| AVS 65th International Symposium & Exhibition | |
| Biomaterial Interfaces Division | Tuesday Sessions |
| Session BI+AS+IPF+NS-TuA |
| Session: | IoT Session: Biofabrication, Bioanalytics, Biosensors and Diagnostics and Flash Networking Session |
| Presenter: | Nourin Alsharif, Boston University |
| Authors: | N. Alsharif, Boston University T. Lawton, Natick Soldier Research, Development and Engineering Center J. Uzarski, Natick Soldier Research, Development and Engineering Center K.A. Brown, Boston University |
| Correspondent: | Click to Email |
Many of the exceptional properties of natural materials (e.g. fracture toughness of bones, strength to weight ratio of bamboo) can be attributed to their structural hierarchy, which originates, in part, from the nanoscale organization of the enzymes that synthesize these materials. In order to best utilize such enzymes ex vivo to grow engineered biomaterials, the role of this multiscale organization must be understood.
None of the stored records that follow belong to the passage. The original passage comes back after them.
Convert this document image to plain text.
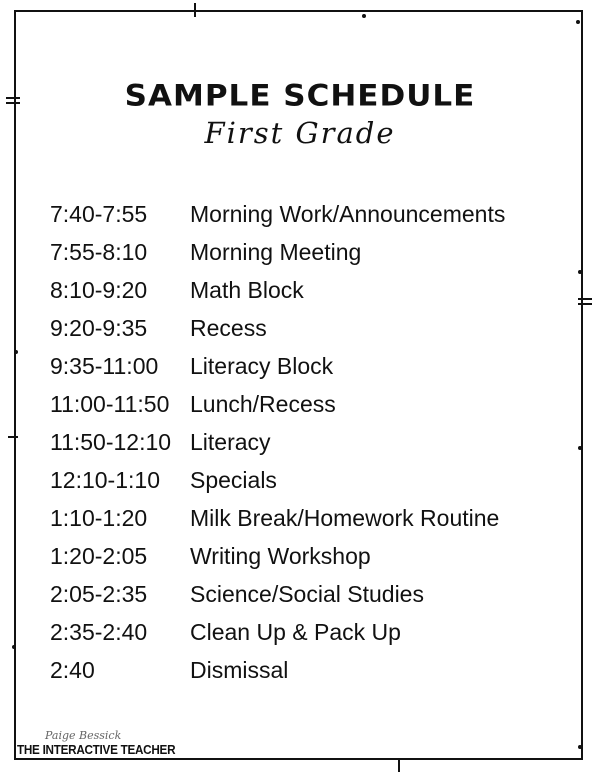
SAMPLE SCHEDULE
First Grade
7:40-7:55	Morning Work/Announcements
7:55-8:10	Morning Meeting
8:10-9:20	Math Block
9:20-9:35	Recess
9:35-11:00	Literacy Block
11:00-11:50 Lunch/Recess
11:50-12:10 Literacy
12:10-1:10	Specials
1:10-1:20	Milk Break/Homework Routine
1:20-2:05	Writing Workshop
2:05-2:35	Science/Social Studies
2:35-2:40	Clean Up & Pack Up
2:40	Dismissal
Paige Bessick
THE INTERACTIVE TEACHER
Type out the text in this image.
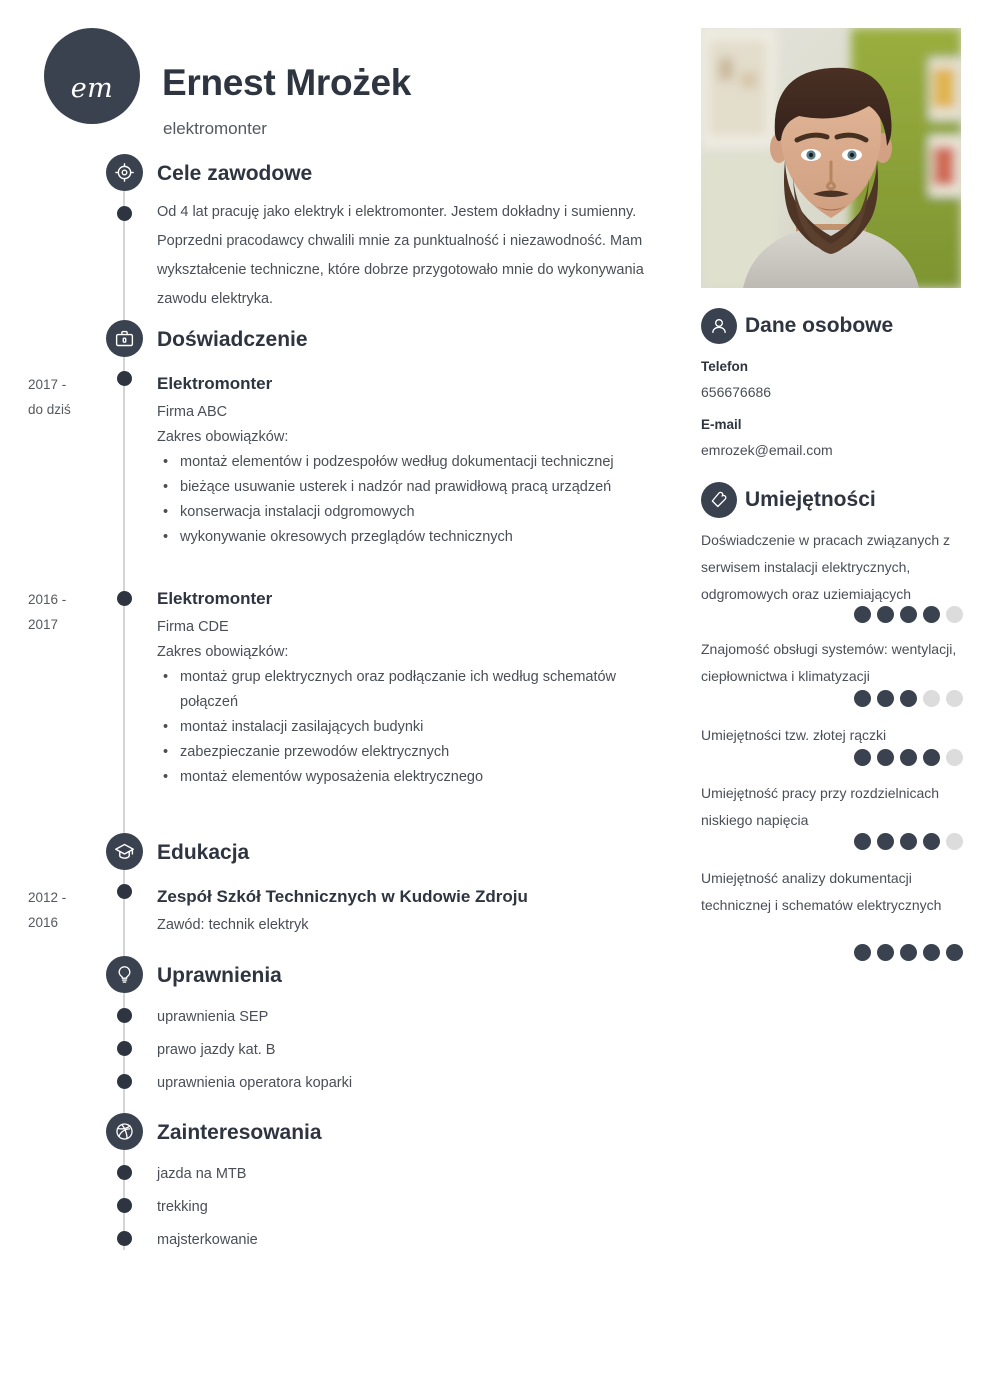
em Ernest Mrożek
elektromonter
Cele zawodowe
Od 4 lat pracuję jako elektryk i elektromonter. Jestem dokładny i sumienny. Poprzedni pracodawcy chwalili mnie za punktualność i niezawodność. Mam wykształcenie techniczne, które dobrze przygotowało mnie do wykonywania zawodu elektryka.
Doświadczenie
2017 -
do dziś
Elektromonter
Firma ABC
Zakres obowiązków:
• montaż elementów i podzespołów według dokumentacji technicznej
• bieżące usuwanie usterek i nadzór nad prawidłową pracą urządzeń
• konserwacja instalacji odgromowych
• wykonywanie okresowych przeglądów technicznych
2016 -
2017
Elektromonter
Firma CDE
Zakres obowiązków:
• montaż grup elektrycznych oraz podłączanie ich według schematów połączeń
• montaż instalacji zasilających budynki
• zabezpieczanie przewodów elektrycznych
• montaż elementów wyposażenia elektrycznego
Edukacja
2012 -
2016
Zespół Szkół Technicznych w Kudowie Zdroju
Zawód: technik elektryk
Uprawnienia
uprawnienia SEP
prawo jazdy kat. B
uprawnienia operatora koparki
Zainteresowania
jazda na MTB
trekking
majsterkowanie
Dane osobowe
Telefon
656676686
E-mail
emrozek@email.com
Umiejętności
Doświadczenie w pracach związanych z serwisem instalacji elektrycznych, odgromowych oraz uziemiających
Znajomość obsługi systemów: wentylacji, ciepłownictwa i klimatyzacji
Umiejętności tzw. złotej rączki
Umiejętność pracy przy rozdzielnicach niskiego napięcia
Umiejętność analizy dokumentacji technicznej i schematów elektrycznych
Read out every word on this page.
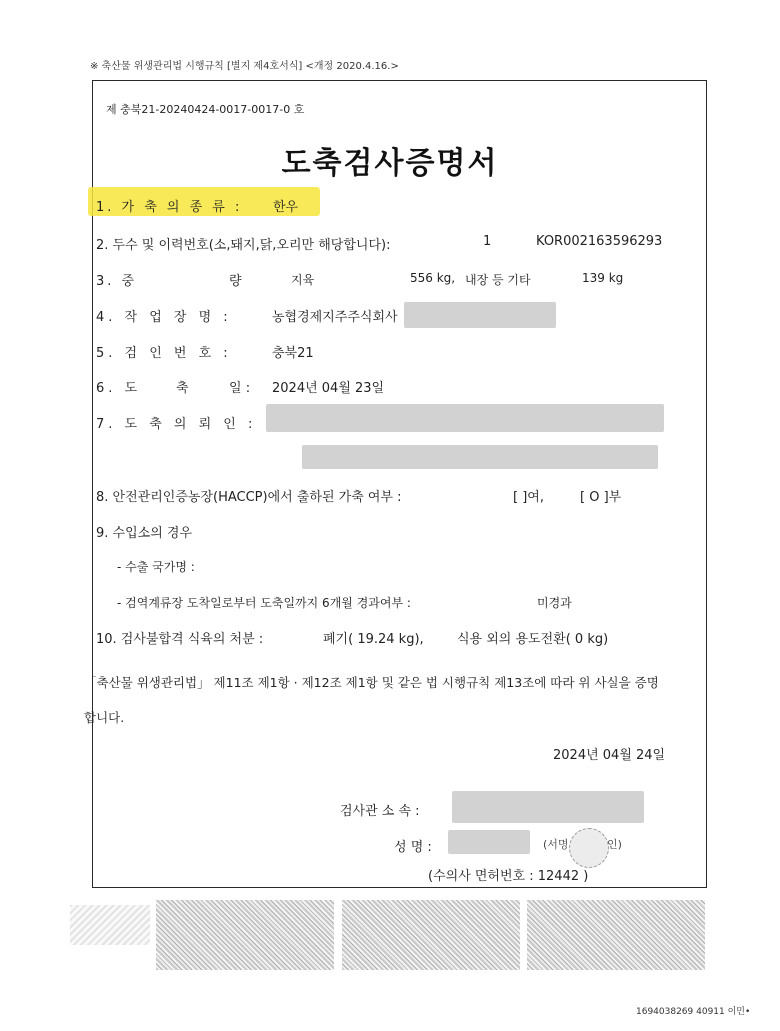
※ 축산물 위생관리법 시행규칙 [별지 제4호서식] <개정 2020.4.16.>
제 충북21-20240424-0017-0017-0 호
도축검사증명서
1. 가 축 의 종 류 : 한우
2. 두수 및 이력번호(소,돼지,닭,오리만 해당합니다):	1	KOR002163596293
3. 중	량	지육	556 kg, 내장 등 기타	139 kg
4. 작 업 장 명 :	농협경제지주주식회사
5. 검 인 번 호 :	충북21
6. 도	축	일 : 2024년 04월 23일
7. 도 축 의 뢰 인 :
8. 안전관리인증농장(HACCP)에서 출하된 가축 여부 :	[ ]여,	[ O ]부
9. 수입소의 경우
- 수출 국가명 :
- 검역계류장 도착일로부터 도축일까지 6개월 경과여부 :	미경과
10. 검사불합격 식육의 처분 :	폐기( 19.24 kg),	식용 외의 용도전환( 0 kg)
「축산물 위생관리법」 제11조 제1항 · 제12조 제1항 및 같은 법 시행규칙 제13조에 따라 위 사실을 증명
합니다.
2024년 04월 24일
검사관 소 속 :
성 명 :	(서명	인)
(수의사 면허번호 : 12442 )
1694038269 40911 이민•
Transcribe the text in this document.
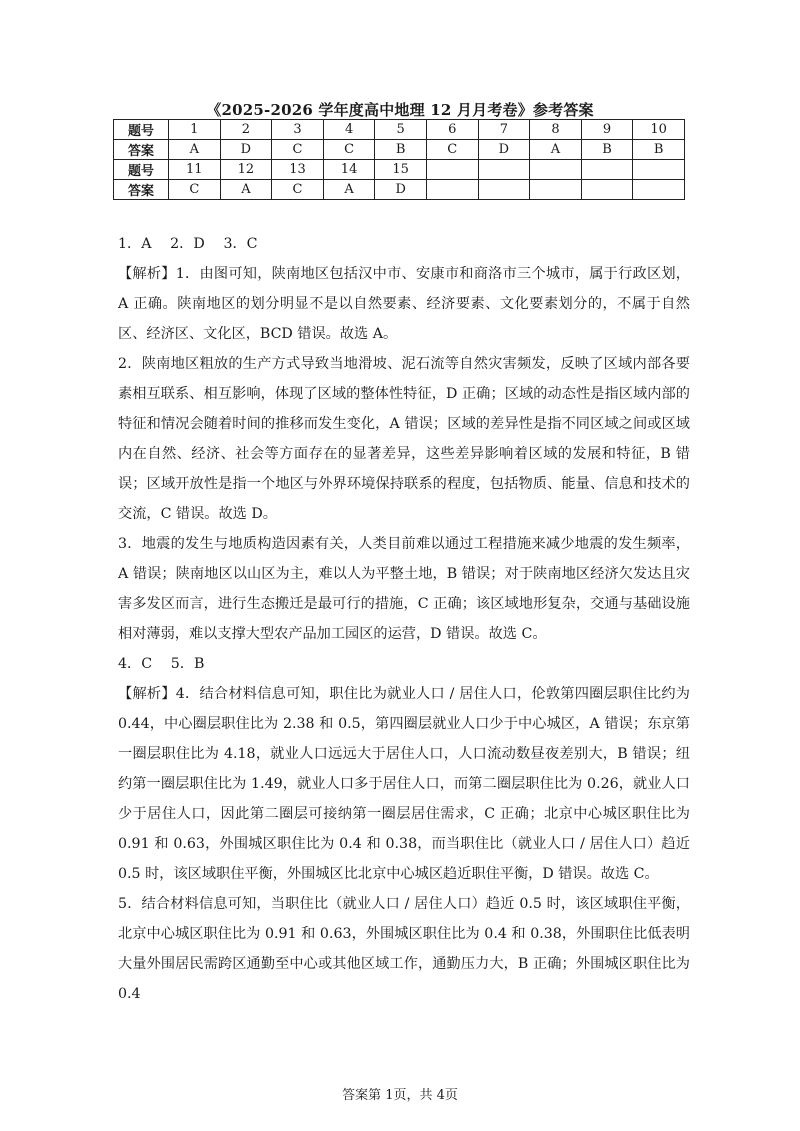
《2025-2026 学年度高中地理 12 月月考卷》参考答案
题号	1	2	3	4	5	6	7	8	9	10
答案	A	D	C	C	B	C	D	A	B	B
题号	11	12	13	14	15					
答案	C	A	C	A	D					

1．A　 2．D　 3．C

【解析】1．由图可知，陕南地区包括汉中市、安康市和商洛市三个城市，属于行政区划，A 正确。陕南地区的划分明显不是以自然要素、经济要素、文化要素划分的，不属于自然区、经济区、文化区，BCD 错误。故选 A。

2．陕南地区粗放的生产方式导致当地滑坡、泥石流等自然灾害频发，反映了区域内部各要素相互联系、相互影响，体现了区域的整体性特征，D 正确；区域的动态性是指区域内部的特征和情况会随着时间的推移而发生变化，A 错误；区域的差异性是指不同区域之间或区域内在自然、经济、社会等方面存在的显著差异，这些差异影响着区域的发展和特征，B 错误；区域开放性是指一个地区与外界环境保持联系的程度，包括物质、能量、信息和技术的交流，C 错误。故选 D。

3．地震的发生与地质构造因素有关，人类目前难以通过工程措施来减少地震的发生频率，A 错误；陕南地区以山区为主，难以人为平整土地，B 错误；对于陕南地区经济欠发达且灾害多发区而言，进行生态搬迁是最可行的措施，C 正确；该区域地形复杂，交通与基础设施相对薄弱，难以支撑大型农产品加工园区的运营，D 错误。故选 C。

4．C　 5．B

【解析】4．结合材料信息可知，职住比为就业人口 / 居住人口，伦敦第四圈层职住比约为 0.44，中心圈层职住比为 2.38 和 0.5，第四圈层就业人口少于中心城区，A 错误；东京第一圈层职住比为 4.18，就业人口远远大于居住人口，人口流动数昼夜差别大，B 错误；纽约第一圈层职住比为 1.49，就业人口多于居住人口，而第二圈层职住比为 0.26，就业人口少于居住人口，因此第二圈层可接纳第一圈层居住需求，C 正确；北京中心城区职住比为 0.91 和 0.63，外围城区职住比为 0.4 和 0.38，而当职住比（就业人口 / 居住人口）趋近 0.5 时，该区域职住平衡，外围城区比北京中心城区趋近职住平衡，D 错误。故选 C。

5．结合材料信息可知，当职住比（就业人口 / 居住人口）趋近 0.5 时，该区域职住平衡，北京中心城区职住比为 0.91 和 0.63，外围城区职住比为 0.4 和 0.38，外围职住比低表明大量外围居民需跨区通勤至中心或其他区域工作，通勤压力大，B 正确；外围城区职住比为 0.4

答案第 1页，共 4页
Here, we report a novel strategy for studying the activity of arrangements of enzymes within a multifunctional material in a high throughput manner. In particular, we use top-down patterning techniques in conjunction with small molecule self-assembly to designate enzyme-binding regions amidst a non-binding, hydrophobic background. Key to this experimental scheme is the parallel nature of both the fabrication and the characterization processes that enable the efficient study of many geometric parameters of the enzyme-binding features. These parameters include, (1) feature size, (2) density of enzyme within each feature, and (3) distance between features. This level of control can in principle allow us to separate effects of reaction kinetics and substrate diffusion. Two strategies have been explored for the immobilization of enzymes including click chemistry to non-natural amino acids and binding to poly-histidine affinity tags. Top-down lithography and enzyme assembly were verified using a variety of surface characterization techniques including atomic force microscopy, X-ray photoelectron spectroscopy, infrared spectroscopy, spectroscopic ellipsometry, and contact angle goniometry. Initially, this high throughput paradigm is used to develop a fluorimetric assay to quantify the activity of surface-bound enzymes as a function of their spatial organization. Together with the widespread utilization of high throughput techniques in synthetic biology, the ability to study spatial organization in a rapid fashion is expected to dramatically improve ex vivo applications of enzymes.